Efforts of improved market access arrangement with USA are apparently not heading towards concrete concessions. Much talked about Reconstruction Opportunity Zones (ROZ’s) are still in process of legislation and may take considerable time to get through. The relevance of ROZ’s is questionable due to its geographic scope and restricted product coverage.   Further, uncertain security situation along with northern borders and Fata may render this move a non-starter till the time a sustainable peace is not achieved in the area.

 Pakistan needs quick support through improved market access which can provide impetus to the ailing export sector and infuse stability in the economy. Pakistan efforts of converting huge investment pledges into quick economic aid and deliverable investments have met a cold response in recently concluded conference of so called Friends of Pakistan at Istanbul, Turkey.

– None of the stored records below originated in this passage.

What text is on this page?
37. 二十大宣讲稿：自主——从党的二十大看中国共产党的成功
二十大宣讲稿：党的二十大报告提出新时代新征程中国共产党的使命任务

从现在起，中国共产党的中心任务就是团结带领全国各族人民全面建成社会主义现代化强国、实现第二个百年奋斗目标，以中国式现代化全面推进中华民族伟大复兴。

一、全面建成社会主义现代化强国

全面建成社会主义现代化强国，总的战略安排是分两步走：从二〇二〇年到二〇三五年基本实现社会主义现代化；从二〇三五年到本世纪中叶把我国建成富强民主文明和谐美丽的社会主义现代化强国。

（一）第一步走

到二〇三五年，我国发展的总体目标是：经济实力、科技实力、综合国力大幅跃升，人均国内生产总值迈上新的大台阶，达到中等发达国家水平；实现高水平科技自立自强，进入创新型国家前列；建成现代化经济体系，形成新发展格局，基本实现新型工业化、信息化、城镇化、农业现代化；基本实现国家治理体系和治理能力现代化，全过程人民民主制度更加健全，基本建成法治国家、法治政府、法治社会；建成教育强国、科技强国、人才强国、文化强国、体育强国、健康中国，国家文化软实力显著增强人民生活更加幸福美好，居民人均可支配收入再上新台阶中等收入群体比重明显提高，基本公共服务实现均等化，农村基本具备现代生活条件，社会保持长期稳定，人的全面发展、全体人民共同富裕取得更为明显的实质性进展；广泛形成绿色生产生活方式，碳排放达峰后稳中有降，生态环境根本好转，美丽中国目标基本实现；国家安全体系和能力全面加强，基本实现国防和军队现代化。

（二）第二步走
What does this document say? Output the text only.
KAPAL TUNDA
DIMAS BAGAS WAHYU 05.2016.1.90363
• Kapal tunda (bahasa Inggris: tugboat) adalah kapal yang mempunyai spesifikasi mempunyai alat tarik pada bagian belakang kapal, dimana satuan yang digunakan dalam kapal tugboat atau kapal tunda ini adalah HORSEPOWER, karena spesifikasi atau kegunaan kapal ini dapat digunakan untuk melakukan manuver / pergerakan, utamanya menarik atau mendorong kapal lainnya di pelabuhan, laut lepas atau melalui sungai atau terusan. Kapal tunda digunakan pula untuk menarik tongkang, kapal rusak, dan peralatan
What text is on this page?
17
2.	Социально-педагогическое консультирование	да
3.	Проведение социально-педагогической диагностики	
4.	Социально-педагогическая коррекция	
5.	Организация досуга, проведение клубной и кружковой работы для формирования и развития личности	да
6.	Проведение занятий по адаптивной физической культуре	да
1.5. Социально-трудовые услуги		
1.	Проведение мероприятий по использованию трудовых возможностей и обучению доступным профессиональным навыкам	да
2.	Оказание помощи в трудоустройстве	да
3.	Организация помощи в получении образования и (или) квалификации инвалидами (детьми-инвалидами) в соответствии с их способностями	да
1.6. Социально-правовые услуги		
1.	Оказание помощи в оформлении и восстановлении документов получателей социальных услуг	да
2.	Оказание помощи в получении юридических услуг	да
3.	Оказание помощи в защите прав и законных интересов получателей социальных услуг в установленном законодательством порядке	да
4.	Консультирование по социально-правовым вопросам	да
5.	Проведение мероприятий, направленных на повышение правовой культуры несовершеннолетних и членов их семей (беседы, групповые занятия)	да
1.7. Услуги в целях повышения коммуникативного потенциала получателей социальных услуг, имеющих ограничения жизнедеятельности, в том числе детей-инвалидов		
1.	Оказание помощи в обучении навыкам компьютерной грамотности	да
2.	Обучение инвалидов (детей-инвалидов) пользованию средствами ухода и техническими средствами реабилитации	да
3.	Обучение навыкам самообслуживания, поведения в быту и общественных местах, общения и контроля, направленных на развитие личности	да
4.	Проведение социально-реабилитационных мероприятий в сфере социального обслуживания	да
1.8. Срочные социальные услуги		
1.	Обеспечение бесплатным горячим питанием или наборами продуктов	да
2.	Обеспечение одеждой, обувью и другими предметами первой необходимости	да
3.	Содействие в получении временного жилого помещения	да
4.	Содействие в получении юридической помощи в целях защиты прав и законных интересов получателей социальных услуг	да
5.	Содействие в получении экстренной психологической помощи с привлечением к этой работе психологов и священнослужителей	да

 Disbursements of  US$ 1.5 billions aid approved by US are strictly tied up through stringent project based process being micro managed by USAID with preconceived priority areas and sectors. Though priority areas are very vital for economy e.g., Energy, Jobs, Trade etc. but effectiveness of these program will take significant time. Most of aid programs are focused on developing infrastructure and capacity building at gross root level which would effect the economy in an indirect process and that too with its own time schedule.

Pakistan is apparently and forcibly being drifted towards IMF for loans to stabilize the fast deteriorating macro economic indicators. Regional conflict has already afflicted heavy causality on Pakistan image abroad for which export sector is paying dearly. Special market access arrangements like FTA’s/ RTA’s are long term and sustainable steps to ensure secured market access and boost industrial activities in Pakistan.

 It is high time that government accelerate its efforts to attain more meaningful market access arrangement with its two largest trading partners i.e., European Union and USA.  It is also vital to make existing FTA’s a meaningful economic success with wider industry participation while embarking on new market access arrangements.